Weitere Ungereimtheit: Warum bezahlte die SGCL auch 1,25 Millionen Euro an die DEG, obwohl die Stadt die kompletten 6,7 Millionen Pauschalpreis für Baulos 4 bereits an die DEG zahlte? Nach Auffassung eines MAZ-Informanten werde die Stadt so um diese Million geprellt.

Jetzt hat Scholl die Fraktionschefs, den Ältestenrat, für 1. August eingeladen. Sie sollen hören, warum Heinz Steinhart der Stadt nun droht, weitere sechs Millionen Euro einzuklagen. So viel Geld mehr als der Festpreis von 15,5 Millionen Euro netto ist Steinharts Meinung nach für das zwölfte Projekt seiner deutschlandweiten Kristallbäderkette in Ludwigsfelde verbaut. Ob das tatsächlich so ist, weiß niemand. Die von den Stadtverordneten Ende März in Auftrag gegebene Begutachtung zur Bauabnahme war halbherzig, das Geld dafür gaben sie nicht frei. So fehlt das Gutachten bis heute. Dagegen prüft die Stadt derzeit den Verkauf von 626 unsanierten Wohnungen, um ihr Haushaltsloch zu stopfen. Alle freiwilligen Leistungen wie Bibliothek, Sportstätten, Musikschule, Zuschüsse für Frauenhaus, Vereine und Sozialprojekte werden seit zwei Jahren geprüft und gekürzt. Nach bisheriger Information signalisierten Stadtverordnete aus zwei der fünf Fraktionen im Stadtparlament, sie seien bereit, für das Abwenden der Sechs-Millionen-Klage auf den von Steinhart vorgeschlagenen außergerichtlichen Vergleich einzugehen. Der wurde beim Treff von Bürgermeister, Bad-Betreiber und Kämmerer im Gesprächsprotokoll (liegt der MAZ vor) festgehalten. Der Vergleich sieht auch vor, dass die Stadt in einen Leasingvertrag der SGCL zum Bau eines Blockheizkraftwerkes für 750000 Euro eintritt, im "Fall dr Nichtzahlung der Leasingraten durch die SGCL".

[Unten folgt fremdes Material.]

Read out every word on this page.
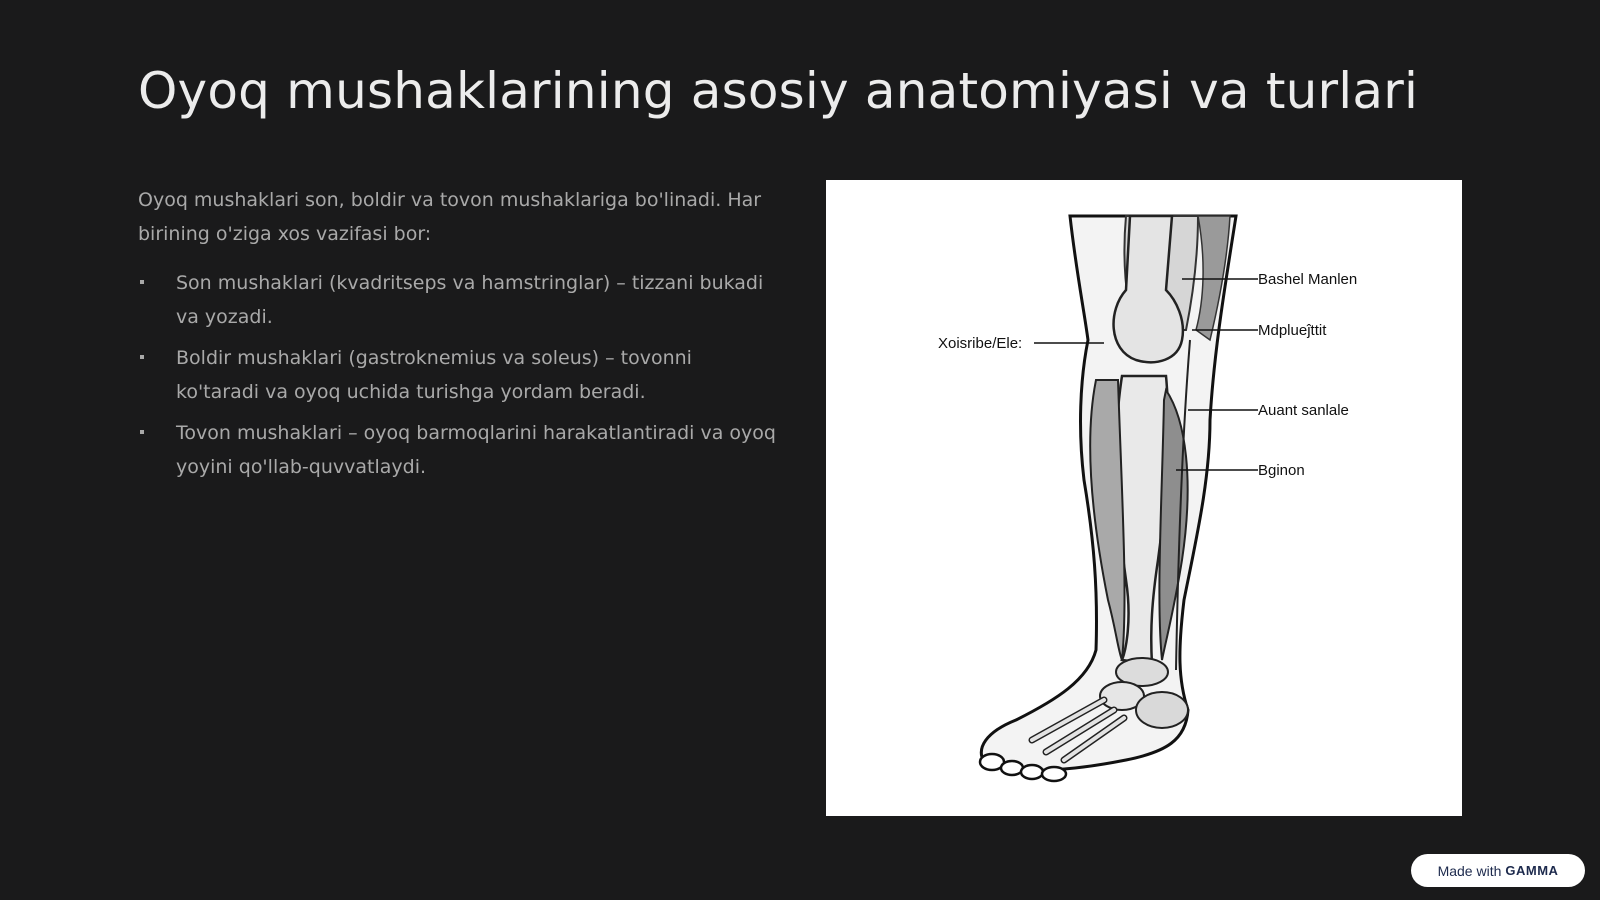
Oyoq mushaklarining asosiy anatomiyasi va turlari

Oyoq mushaklari son, boldir va tovon mushaklariga bo'linadi. Har birining o'ziga xos vazifasi bor:

Son mushaklari (kvadritseps va hamstringlar) – tizzani bukadi va yozadi.
Boldir mushaklari (gastroknemius va soleus) – tovonni ko'taradi va oyoq uchida turishga yordam beradi.
Tovon mushaklari – oyoq barmoqlarini harakatlantiradi va oyoq yoyini qo'llab-quvvatlaydi.
Xoisribe/Ele:
Bashel Manlen
Mdplueĵttit
Auant sanlale
Bginon
Made with GAMMA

Warum wird die Bad-Finanzierung plötzlich laufend nachgebessert, obwohl sich Heinz Steinhart noch am 30. März 2006 schriftlich zum Festpreis-Bau bekannte? Auf die Frage, ob die Kämmerei versagte, erklärt Scholl: "Grundlage der Finanzkalkulation und des Wirtschaftlichkeitsvergleiches waren die finanziellen Parameter aus dem beschlossenen Pachtvertrag sowie das Gutachten der beauftragten Wirtschaftsprüfungskanzlei. Finanzielle Veränderungen nach dem Vertragsabschluss gab es durch den Wegbruch der eingeplanten Fördermittel der Bundesagentur für Arbeit sowie aus der Tatsache, dass der Vertragspartner derzeit die vertragliche Festpreisgarantie gegenüber der Stadt nicht einhält. Etwaige, endgültig bei der Stadt verbleibende Kostenüberschreitungen, die über diesen Festpreis hinausgehen, können erst nach abschließender Klärung dieser derzeit streitigen Fragen beziffert werden." Und das heißt: Entweder die Stadt geht auf Steinharts Forderungen ein, oder Rechtsstreitigkeiten dauern womöglich Jahre. Steinharts oft wiederholtes Argument: "Die Stadt hat mit dem Bad mehr bekommen, sie ist damit reicher."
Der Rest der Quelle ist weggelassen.